The concentration of measure on $ [0, 1]^n $ equipped with uniform probability measure $\mu_{\infty}$, states that for any $A \subset [0, 1]^n $ with $ \mu_{\infty}(A) \geq \frac{1}{2} $, we have: $$ 1 - \mu_{\infty}(A_{\epsilon}) \leq e^{- \pi \epsilon^2 }, \epsilon > 0, $$ where $A_{\epsilon} = \{ x \in [0, 1]^n; d(x, A) < \epsilon \}$, and $d = L_2$ is the Euclidean distance.

I wonder how the assumption $ \mu_{\infty}(A) \geq \frac{1}{2} $ affects the statement. Do we have a sharper inequality for $\mu_{\infty}(A) = 0.9$? Do we have a weaker inequality for $\mu_{\infty}(A) = 0.05$?

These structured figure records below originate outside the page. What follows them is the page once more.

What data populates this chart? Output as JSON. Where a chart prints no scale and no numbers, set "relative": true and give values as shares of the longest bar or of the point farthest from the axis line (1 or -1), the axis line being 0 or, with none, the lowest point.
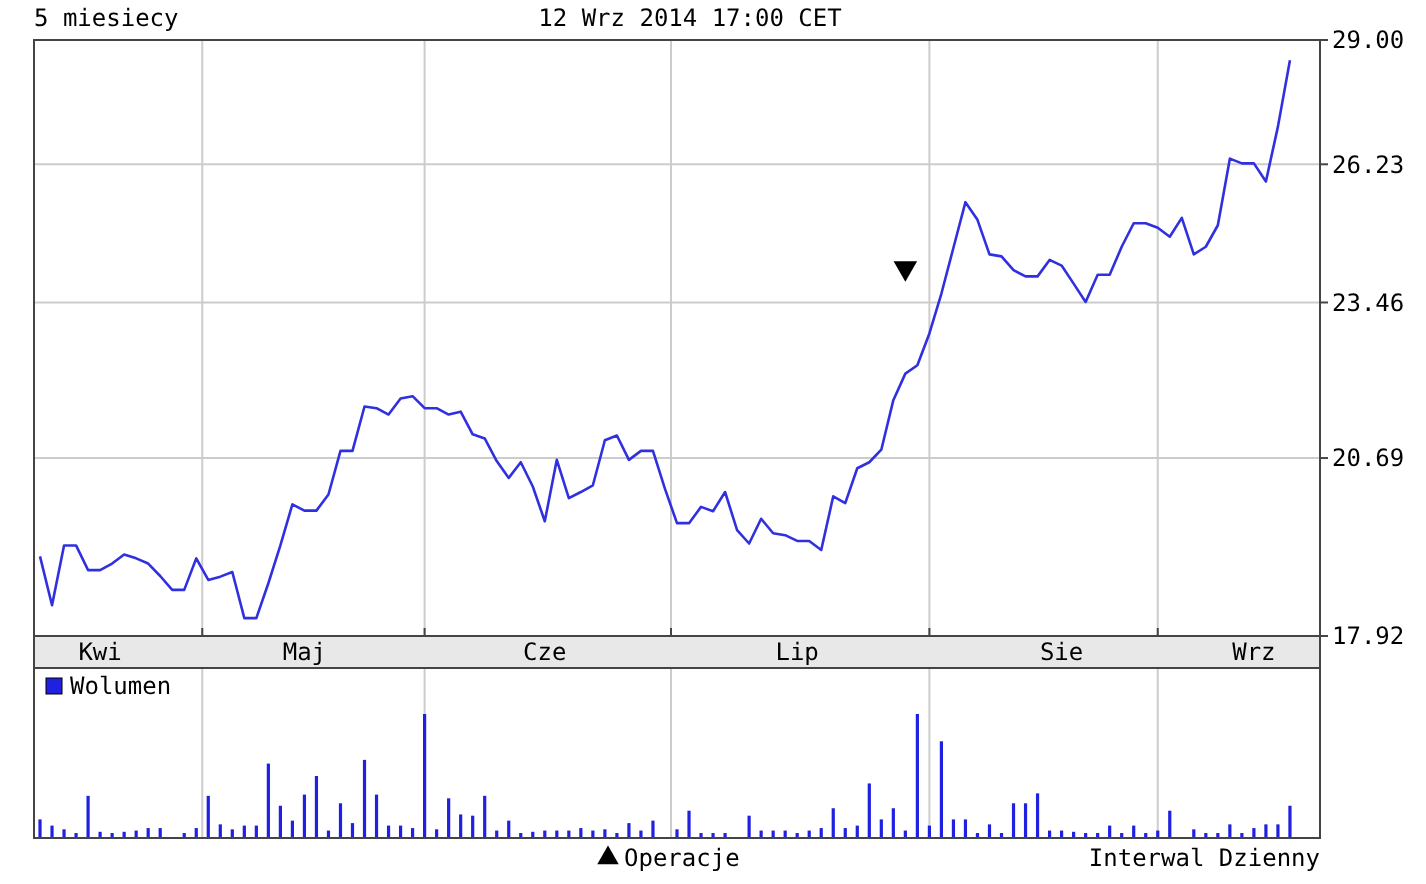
{
  "chart_data": [
    {
      "type": "line",
      "title": "5 miesiecy",
      "subtitle": "12 Wrz 2014 17:00 CET",
      "annotations": [
        "Interwal Dzienny"
      ],
      "log": true,
      "grid": true,
      "legend": "bottom",
      "categories": [
        null,
        null,
        null,
        null,
        null,
        "Kwi",
        null,
        null,
        null,
        null,
        null,
        null,
        null,
        null,
        null,
        null,
        null,
        null,
        null,
        null,
        null,
        null,
        "Maj",
        null,
        null,
        null,
        null,
        null,
        null,
        null,
        null,
        null,
        null,
        null,
        null,
        null,
        null,
        null,
        null,
        null,
        null,
        null,
        "Cze",
        null,
        null,
        null,
        null,
        null,
        null,
        null,
        null,
        null,
        null,
        null,
        null,
        null,
        null,
        null,
        null,
        null,
        null,
        null,
        null,
        "Lip",
        null,
        null,
        null,
        null,
        null,
        null,
        null,
        null,
        null,
        null,
        null,
        null,
        null,
        null,
        null,
        null,
        null,
        null,
        null,
        null,
        null,
        "Sie",
        null,
        null,
        null,
        null,
        null,
        null,
        null,
        null,
        null,
        null,
        null,
        null,
        null,
        null,
        null,
        "Wrz",
        null,
        null,
        null,
        null,
        null
      ],
      "ylim": [
        17.92,
        29.0
      ],
      "yticks": [
        {
          "value": 17.92,
          "label": "17.92"
        },
        {
          "value": 20.69,
          "label": "20.69"
        },
        {
          "value": 23.46,
          "label": "23.46"
        },
        {
          "value": 26.23,
          "label": "26.23"
        },
        {
          "value": 29.0,
          "label": "29.00"
        }
      ],
      "series": [
        {
          "color": "#3030e0",
          "values": [
            19.11,
            18.37,
            19.28,
            19.28,
            18.9,
            18.9,
            19.0,
            19.14,
            19.08,
            19.0,
            18.81,
            18.6,
            18.6,
            19.08,
            18.75,
            18.8,
            18.87,
            18.18,
            18.18,
            18.7,
            19.28,
            19.93,
            19.83,
            19.83,
            20.09,
            20.81,
            20.81,
            21.57,
            21.54,
            21.43,
            21.71,
            21.75,
            21.54,
            21.54,
            21.43,
            21.48,
            21.09,
            21.02,
            20.64,
            20.36,
            20.62,
            20.22,
            19.66,
            20.66,
            20.03,
            20.13,
            20.24,
            20.99,
            21.07,
            20.66,
            20.81,
            20.81,
            20.18,
            19.63,
            19.63,
            19.89,
            19.82,
            20.13,
            19.52,
            19.31,
            19.7,
            19.47,
            19.44,
            19.35,
            19.35,
            19.21,
            20.06,
            19.95,
            20.52,
            20.62,
            20.83,
            21.68,
            22.15,
            22.3,
            22.88,
            23.63,
            24.52,
            25.44,
            25.08,
            24.39,
            24.35,
            24.08,
            23.96,
            23.96,
            24.28,
            24.17,
            23.82,
            23.47,
            23.99,
            23.99,
            24.54,
            25.01,
            25.01,
            24.92,
            24.74,
            25.12,
            24.39,
            24.54,
            24.97,
            26.35,
            26.25,
            26.25,
            25.87,
            27.04,
            28.53,
            null,
            null
          ]
        },
        {
          "type": "scatter",
          "name": "Operacje",
          "color": "#000000",
          "marker": "triangle",
          "values": [
            null,
            null,
            null,
            null,
            null,
            null,
            null,
            null,
            null,
            null,
            null,
            null,
            null,
            null,
            null,
            null,
            null,
            null,
            null,
            null,
            null,
            null,
            null,
            null,
            null,
            null,
            null,
            null,
            null,
            null,
            null,
            null,
            null,
            null,
            null,
            null,
            null,
            null,
            null,
            null,
            null,
            null,
            null,
            null,
            null,
            null,
            null,
            null,
            null,
            null,
            null,
            null,
            null,
            null,
            null,
            null,
            null,
            null,
            null,
            null,
            null,
            null,
            null,
            null,
            null,
            null,
            null,
            null,
            null,
            null,
            null,
            null,
            24.12,
            null,
            null,
            null,
            null,
            null,
            null,
            null,
            null,
            null,
            null,
            null,
            null,
            null,
            null,
            null,
            null,
            null,
            null,
            null,
            null,
            null,
            null,
            null,
            null,
            null,
            null,
            null,
            null,
            null,
            null,
            null,
            null,
            null,
            null
          ]
        }
      ]
    },
    {
      "type": "bar",
      "relative": true,
      "tick_labels": false,
      "grid": "x",
      "legend": "top left",
      "categories": [
        null,
        null,
        null,
        null,
        null,
        null,
        null,
        null,
        null,
        null,
        null,
        null,
        null,
        null,
        null,
        null,
        null,
        null,
        null,
        null,
        null,
        null,
        null,
        null,
        null,
        null,
        null,
        null,
        null,
        null,
        null,
        null,
        null,
        null,
        null,
        null,
        null,
        null,
        null,
        null,
        null,
        null,
        null,
        null,
        null,
        null,
        null,
        null,
        null,
        null,
        null,
        null,
        null,
        null,
        null,
        null,
        null,
        null,
        null,
        null,
        null,
        null,
        null,
        null,
        null,
        null,
        null,
        null,
        null,
        null,
        null,
        null,
        null,
        null,
        null,
        null,
        null,
        null,
        null,
        null,
        null,
        null,
        null,
        null,
        null,
        null,
        null,
        null,
        null,
        null,
        null,
        null,
        null,
        null,
        null,
        null,
        null,
        null,
        null,
        null,
        null,
        null,
        null,
        null,
        null,
        null,
        null
      ],
      "series": [
        {
          "name": "Wolumen",
          "color": "#2020e0",
          "values": [
            0.15,
            0.1,
            0.07,
            0.04,
            0.34,
            0.05,
            0.04,
            0.05,
            0.06,
            0.08,
            0.08,
            null,
            0.04,
            0.08,
            0.34,
            0.11,
            0.07,
            0.1,
            0.1,
            0.6,
            0.26,
            0.14,
            0.35,
            0.5,
            0.06,
            0.28,
            0.12,
            0.63,
            0.35,
            0.1,
            0.1,
            0.08,
            1.0,
            0.07,
            0.32,
            0.19,
            0.18,
            0.34,
            0.06,
            0.14,
            0.04,
            0.05,
            0.06,
            0.06,
            0.06,
            0.08,
            0.06,
            0.07,
            0.04,
            0.12,
            0.06,
            0.14,
            null,
            0.07,
            0.22,
            0.04,
            0.04,
            0.04,
            null,
            0.18,
            0.06,
            0.06,
            0.06,
            0.04,
            0.06,
            0.08,
            0.24,
            0.08,
            0.1,
            0.44,
            0.15,
            0.24,
            0.06,
            1.0,
            0.1,
            0.78,
            0.15,
            0.15,
            0.04,
            0.11,
            0.04,
            0.28,
            0.28,
            0.36,
            0.06,
            0.06,
            0.05,
            0.04,
            0.04,
            0.1,
            0.04,
            0.1,
            0.04,
            0.06,
            0.22,
            null,
            0.07,
            0.04,
            0.04,
            0.11,
            0.04,
            0.08,
            0.11,
            0.11,
            0.26,
            null,
            null
          ]
        }
      ]
    }
  ]
}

More precisely, the concentration of measure on $L^p$ balls has the following properties. Let $B^n_{p}$ denote a $p$ ball with $\mu_p$ normalized uniform measure, where $p \geq 2$. For any $A \subset B^n_{p} $, with $ \mu_p(A) > 0 $, we have:

$$ 1 - \mu_p(A_{\epsilon}) \leq \frac{1}{\mu_p(A)} e^{-2n C\epsilon^{p} } $$ where $\mu_p(A)$ directly affects the concentratioon bound, $A_{\epsilon} = \{ x \in B^n_p; d(x, A) < \epsilon \}$, and $d = L_p$ is the $p$ norm.

The above question may be too elementary. Since I got no response from https://math.stackexchange.com/questions/2637835/on-the-1-2-assumption-on-concentration-of-measure-on-continuous-cube It may not be a bad idea to ask here: it may be obvious to experts in the field, but not necessarily trivial for outsiders.